Personal information
- Full name: Edward Stone Phillips
- Born: 18 January 1883 Newport, Monmouthshire, Wales
- Died: 8 May 1915 (aged 32) Ypres, West Flanders, Belgium
- Batting: Right-handed

Domestic team information
- 1901–1914: Monmouthshire
- 1903–1904: Cambridge University

Career statistics
| Competition | First-class |
| Matches | 10 |
| Runs scored | 422 |
| Batting average | 23.44 |
| 100s/50s | 1/1 |
| Top score | 107 |
| Catches/stumpings | 3/– |
- Source: Cricinfo, 21 December 2018

= Edward Phillips (cricketer, born 1883) =

Welsh cricketer

Edward Stone Phillips (18 January 1883 – 8 May 1915) was a Welsh first-class cricketer.

Born at Newport, Phillips was educated at Marlborough College, where he played for the school cricket team for three years. From Marlborough he went up to Pembroke College, Cambridge. He began playing minor counties cricket for Monmouthshire in 1901, and when he went up to Pembroke he debuted in first-class cricket for Cambridge University against HDG Leveson-Gower's XI at Fenner's in 1903. Phillips would play a further nine first-class matches for Cambridge in the 1904 season. He was fairly successful for Cambridge in his capacity as a batsman, scoring 422 runs at an average of 23.44. He made one century score of 107 against GJV Weigall's XI.

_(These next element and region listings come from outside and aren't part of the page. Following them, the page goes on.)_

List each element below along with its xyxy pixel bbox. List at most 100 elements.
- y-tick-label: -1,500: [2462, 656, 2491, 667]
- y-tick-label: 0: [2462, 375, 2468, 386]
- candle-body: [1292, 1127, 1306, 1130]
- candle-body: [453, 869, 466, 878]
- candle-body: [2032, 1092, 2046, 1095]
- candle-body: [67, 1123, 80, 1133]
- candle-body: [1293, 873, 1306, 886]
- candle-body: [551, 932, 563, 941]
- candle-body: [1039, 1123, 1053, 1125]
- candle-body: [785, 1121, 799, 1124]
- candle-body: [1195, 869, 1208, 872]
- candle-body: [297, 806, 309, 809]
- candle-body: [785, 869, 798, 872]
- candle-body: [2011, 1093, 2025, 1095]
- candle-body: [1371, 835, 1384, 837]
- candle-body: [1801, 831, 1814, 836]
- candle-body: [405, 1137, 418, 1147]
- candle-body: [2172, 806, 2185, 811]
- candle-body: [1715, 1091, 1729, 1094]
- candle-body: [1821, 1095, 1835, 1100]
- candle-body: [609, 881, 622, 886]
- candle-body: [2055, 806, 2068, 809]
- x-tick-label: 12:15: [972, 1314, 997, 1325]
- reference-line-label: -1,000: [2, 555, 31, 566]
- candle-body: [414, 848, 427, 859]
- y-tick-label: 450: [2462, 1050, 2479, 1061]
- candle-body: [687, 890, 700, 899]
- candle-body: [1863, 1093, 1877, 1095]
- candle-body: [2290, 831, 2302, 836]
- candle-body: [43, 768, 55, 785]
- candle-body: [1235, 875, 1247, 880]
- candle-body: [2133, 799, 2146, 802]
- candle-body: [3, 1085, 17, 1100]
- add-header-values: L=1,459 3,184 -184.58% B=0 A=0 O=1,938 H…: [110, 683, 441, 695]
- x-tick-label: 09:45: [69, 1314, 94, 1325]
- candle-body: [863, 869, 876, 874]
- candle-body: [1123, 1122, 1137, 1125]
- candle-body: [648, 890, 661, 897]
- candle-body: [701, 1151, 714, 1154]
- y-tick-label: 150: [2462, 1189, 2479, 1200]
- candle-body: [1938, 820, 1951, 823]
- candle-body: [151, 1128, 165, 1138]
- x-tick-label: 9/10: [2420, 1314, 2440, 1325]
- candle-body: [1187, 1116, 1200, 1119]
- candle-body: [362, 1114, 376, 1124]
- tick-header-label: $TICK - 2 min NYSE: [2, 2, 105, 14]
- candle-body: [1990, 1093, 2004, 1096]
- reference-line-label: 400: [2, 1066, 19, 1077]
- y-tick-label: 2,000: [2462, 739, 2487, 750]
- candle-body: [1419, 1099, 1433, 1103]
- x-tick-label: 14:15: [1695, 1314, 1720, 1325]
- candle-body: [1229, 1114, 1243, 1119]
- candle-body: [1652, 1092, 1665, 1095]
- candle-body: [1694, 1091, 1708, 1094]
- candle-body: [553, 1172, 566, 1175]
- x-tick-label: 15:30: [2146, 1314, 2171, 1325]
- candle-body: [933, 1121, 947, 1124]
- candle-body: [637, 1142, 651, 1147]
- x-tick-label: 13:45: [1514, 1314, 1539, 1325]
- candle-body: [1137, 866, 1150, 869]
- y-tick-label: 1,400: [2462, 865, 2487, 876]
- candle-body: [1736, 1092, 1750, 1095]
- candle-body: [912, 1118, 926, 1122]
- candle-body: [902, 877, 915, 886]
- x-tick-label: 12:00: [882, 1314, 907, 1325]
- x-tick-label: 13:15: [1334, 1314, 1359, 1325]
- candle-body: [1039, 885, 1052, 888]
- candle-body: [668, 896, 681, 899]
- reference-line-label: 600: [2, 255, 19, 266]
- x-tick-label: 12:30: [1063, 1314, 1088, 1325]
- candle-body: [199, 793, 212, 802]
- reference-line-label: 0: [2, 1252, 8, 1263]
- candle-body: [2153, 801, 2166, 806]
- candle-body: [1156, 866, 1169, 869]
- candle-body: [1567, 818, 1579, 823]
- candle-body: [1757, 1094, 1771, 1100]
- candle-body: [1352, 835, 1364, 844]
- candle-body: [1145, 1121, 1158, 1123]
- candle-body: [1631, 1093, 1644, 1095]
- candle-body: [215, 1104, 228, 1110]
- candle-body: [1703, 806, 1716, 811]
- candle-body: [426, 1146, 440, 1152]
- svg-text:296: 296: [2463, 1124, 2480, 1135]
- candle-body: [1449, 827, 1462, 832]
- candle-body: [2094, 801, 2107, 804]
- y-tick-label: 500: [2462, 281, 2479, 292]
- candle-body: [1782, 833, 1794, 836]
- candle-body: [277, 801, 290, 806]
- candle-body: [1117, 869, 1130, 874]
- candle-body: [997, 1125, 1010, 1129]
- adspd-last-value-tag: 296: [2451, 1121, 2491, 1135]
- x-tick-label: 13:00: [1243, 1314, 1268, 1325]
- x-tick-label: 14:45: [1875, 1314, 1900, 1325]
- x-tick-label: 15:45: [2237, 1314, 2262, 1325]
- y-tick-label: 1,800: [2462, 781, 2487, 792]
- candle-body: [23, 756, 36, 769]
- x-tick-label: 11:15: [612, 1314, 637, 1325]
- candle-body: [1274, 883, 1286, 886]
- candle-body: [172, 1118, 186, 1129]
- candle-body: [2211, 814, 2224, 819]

After graduating from Pembroke he became a director in the family brewing business, Phillips & Sons, Ltd. Balancing his commitments to the family business and playing cricket, Phillips still regularly played minor counties cricket for Monmouthshire. He had a prolific season in 1905, scoring three centuries and was selected to play for South Wales in a non-first-class fixture against the touring Australians at Cardiff Arms Park. He played further minor matches for South Wales in the coming seasons against touring sides, including the West Indians in 1906, the South Africans in 1907, and the Gentlemen of Philadelphia in 1908. He played his last minor counties fixture for Monmouthshire in August 1914, by which point he had played 103 matches in the Minor Counties Championship.

With the onset of World War I, Phillips was commissioned into the Monmouthshire Regiment as a second lieutenant in August 1914. He was promoted to the rank of lieutenant in October 1914. In early May 1915, his battalion was engaged in the Battle of Frezenberg (as part of the wider Second Battle of Ypres), during which Phillips was killed in action during a German artillery barrage. He was subsequently buried where he fell, but his grave was destroyed by shellfire. His brother, Leslie, would be killed nearby less than three weeks later.